Brazilian director CISMA (a.k.a. Denis Kamioka) has released what is, in my opinion, and with no fear of over-statement, a masterpiece. “Handmade” is a brilliant example of the power that short film wields; that the challenges of telling a lifetime of emotions in a few short minutes force a condensation that can strike right to your core. Long form films can be just as enthralling, but in a different way. Long movies are 12-course meals and Ayn Rand and limestone cliffs: lengthy and enjoyable and filled with discovery that comes from slow layers of information piling up and informing what comes after it. Short films are Pop Rocks and haiku and lightning: magnificent bursts of everything almost all at once.
“Handmade” is a wonder because of the way it breathes – heavy, you can feel years inside it. The story is told in full-sensory mode, both tangible and imaginary, in flashback and in realtime. Watch “Handmade” here.

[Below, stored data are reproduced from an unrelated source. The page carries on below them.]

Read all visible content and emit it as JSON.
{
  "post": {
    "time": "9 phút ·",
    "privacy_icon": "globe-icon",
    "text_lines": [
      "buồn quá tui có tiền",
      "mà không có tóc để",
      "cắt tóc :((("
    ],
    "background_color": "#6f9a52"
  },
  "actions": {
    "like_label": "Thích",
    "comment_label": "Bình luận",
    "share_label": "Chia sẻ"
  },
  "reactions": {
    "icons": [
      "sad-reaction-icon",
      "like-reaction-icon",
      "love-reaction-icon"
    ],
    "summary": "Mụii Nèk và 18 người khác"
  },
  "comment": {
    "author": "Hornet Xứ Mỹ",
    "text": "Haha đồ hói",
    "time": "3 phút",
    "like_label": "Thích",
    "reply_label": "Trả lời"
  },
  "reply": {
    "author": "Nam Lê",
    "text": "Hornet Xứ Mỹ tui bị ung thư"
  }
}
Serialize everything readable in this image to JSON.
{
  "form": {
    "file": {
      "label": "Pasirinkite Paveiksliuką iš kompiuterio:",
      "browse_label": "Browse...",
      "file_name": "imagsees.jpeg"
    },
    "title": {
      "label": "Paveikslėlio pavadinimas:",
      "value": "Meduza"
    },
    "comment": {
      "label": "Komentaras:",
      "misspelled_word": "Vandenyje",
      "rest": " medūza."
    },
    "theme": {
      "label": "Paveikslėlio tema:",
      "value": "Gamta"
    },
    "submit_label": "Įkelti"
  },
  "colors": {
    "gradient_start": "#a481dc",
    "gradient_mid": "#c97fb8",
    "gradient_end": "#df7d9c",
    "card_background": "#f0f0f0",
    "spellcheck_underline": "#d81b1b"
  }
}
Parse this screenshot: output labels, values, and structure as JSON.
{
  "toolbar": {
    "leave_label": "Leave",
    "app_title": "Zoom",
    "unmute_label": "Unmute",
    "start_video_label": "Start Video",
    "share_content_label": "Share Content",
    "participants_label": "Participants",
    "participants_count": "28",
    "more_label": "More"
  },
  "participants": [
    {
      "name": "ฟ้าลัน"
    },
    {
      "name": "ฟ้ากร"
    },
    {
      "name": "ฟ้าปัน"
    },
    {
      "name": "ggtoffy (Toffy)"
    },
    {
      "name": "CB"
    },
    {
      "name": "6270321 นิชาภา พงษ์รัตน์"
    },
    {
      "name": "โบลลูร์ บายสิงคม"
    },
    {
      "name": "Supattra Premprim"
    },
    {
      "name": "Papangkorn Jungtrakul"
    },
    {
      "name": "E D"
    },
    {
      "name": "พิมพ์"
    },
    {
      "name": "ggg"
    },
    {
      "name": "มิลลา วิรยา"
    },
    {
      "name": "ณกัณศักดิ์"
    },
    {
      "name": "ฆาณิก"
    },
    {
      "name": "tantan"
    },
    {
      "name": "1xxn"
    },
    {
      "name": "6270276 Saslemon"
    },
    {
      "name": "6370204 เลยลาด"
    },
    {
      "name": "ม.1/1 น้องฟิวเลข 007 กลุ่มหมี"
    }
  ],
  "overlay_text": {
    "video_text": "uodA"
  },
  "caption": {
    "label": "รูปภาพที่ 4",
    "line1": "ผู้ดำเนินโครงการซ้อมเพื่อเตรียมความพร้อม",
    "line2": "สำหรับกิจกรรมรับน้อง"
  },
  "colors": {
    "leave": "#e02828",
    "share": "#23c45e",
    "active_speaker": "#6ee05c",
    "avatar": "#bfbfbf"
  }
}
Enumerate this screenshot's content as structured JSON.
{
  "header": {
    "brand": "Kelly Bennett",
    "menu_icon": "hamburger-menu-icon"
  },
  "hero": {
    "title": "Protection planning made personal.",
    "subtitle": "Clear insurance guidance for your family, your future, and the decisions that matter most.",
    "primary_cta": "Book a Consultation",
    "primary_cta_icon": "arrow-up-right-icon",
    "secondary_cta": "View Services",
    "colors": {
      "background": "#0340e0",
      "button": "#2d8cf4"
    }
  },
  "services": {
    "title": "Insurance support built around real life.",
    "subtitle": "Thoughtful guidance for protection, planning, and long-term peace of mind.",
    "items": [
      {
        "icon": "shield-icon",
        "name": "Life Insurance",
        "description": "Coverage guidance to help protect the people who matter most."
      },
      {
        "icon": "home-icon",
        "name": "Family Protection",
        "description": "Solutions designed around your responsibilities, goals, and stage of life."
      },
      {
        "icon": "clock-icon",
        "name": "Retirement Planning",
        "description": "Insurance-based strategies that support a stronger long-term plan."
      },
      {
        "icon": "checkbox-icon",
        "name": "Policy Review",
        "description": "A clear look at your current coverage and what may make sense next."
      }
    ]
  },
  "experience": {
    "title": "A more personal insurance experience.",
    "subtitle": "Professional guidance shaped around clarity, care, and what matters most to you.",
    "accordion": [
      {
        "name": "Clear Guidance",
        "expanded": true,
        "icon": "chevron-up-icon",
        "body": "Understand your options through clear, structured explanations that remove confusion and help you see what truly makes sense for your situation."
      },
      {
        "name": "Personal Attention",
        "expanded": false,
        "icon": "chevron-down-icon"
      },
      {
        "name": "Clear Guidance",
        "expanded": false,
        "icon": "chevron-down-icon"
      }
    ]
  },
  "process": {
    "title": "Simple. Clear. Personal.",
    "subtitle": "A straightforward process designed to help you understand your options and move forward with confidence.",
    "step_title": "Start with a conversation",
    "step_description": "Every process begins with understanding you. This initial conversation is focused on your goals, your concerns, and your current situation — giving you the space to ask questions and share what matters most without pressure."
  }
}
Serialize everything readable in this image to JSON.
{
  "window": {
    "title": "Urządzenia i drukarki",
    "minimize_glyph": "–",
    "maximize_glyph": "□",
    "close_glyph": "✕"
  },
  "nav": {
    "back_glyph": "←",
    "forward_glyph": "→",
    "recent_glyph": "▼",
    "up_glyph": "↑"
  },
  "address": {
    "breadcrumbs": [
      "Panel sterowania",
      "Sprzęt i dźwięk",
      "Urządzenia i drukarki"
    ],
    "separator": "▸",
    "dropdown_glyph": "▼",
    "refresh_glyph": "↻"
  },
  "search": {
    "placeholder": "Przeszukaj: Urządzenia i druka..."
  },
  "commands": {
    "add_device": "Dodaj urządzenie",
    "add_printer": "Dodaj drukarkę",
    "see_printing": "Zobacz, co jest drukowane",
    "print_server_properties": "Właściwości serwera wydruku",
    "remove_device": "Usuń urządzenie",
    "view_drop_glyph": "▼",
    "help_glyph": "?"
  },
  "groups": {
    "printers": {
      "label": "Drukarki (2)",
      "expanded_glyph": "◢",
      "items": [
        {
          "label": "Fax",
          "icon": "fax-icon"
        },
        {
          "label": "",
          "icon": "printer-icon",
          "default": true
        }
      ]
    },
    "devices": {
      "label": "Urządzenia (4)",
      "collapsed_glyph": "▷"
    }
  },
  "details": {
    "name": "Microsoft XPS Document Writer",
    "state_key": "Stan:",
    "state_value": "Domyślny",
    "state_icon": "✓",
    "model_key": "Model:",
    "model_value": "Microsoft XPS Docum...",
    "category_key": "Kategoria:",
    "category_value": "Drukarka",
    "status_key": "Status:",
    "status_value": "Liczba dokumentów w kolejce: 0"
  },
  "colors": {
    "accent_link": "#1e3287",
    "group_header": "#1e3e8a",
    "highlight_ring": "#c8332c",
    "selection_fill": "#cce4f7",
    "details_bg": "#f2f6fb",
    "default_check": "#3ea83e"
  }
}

To me “Handmade” is a perfect cinematic balancing act. It shows and tells just as much as it needs to. Shorts need to be done with a certain touch. In a brief amount of time the experience needs to be distilled down, stories told not through dialogue and plot twists but through nuance, colour, and universal truths. By visually bringing to life feelings so natural and intrinsic that there is no need for language or plot exposition. But the balance needs to be just right. Short films are delicate in a way: too much or too little and the whole house of cards comes to the floor. They fly or fail purely on the quality of their brevity.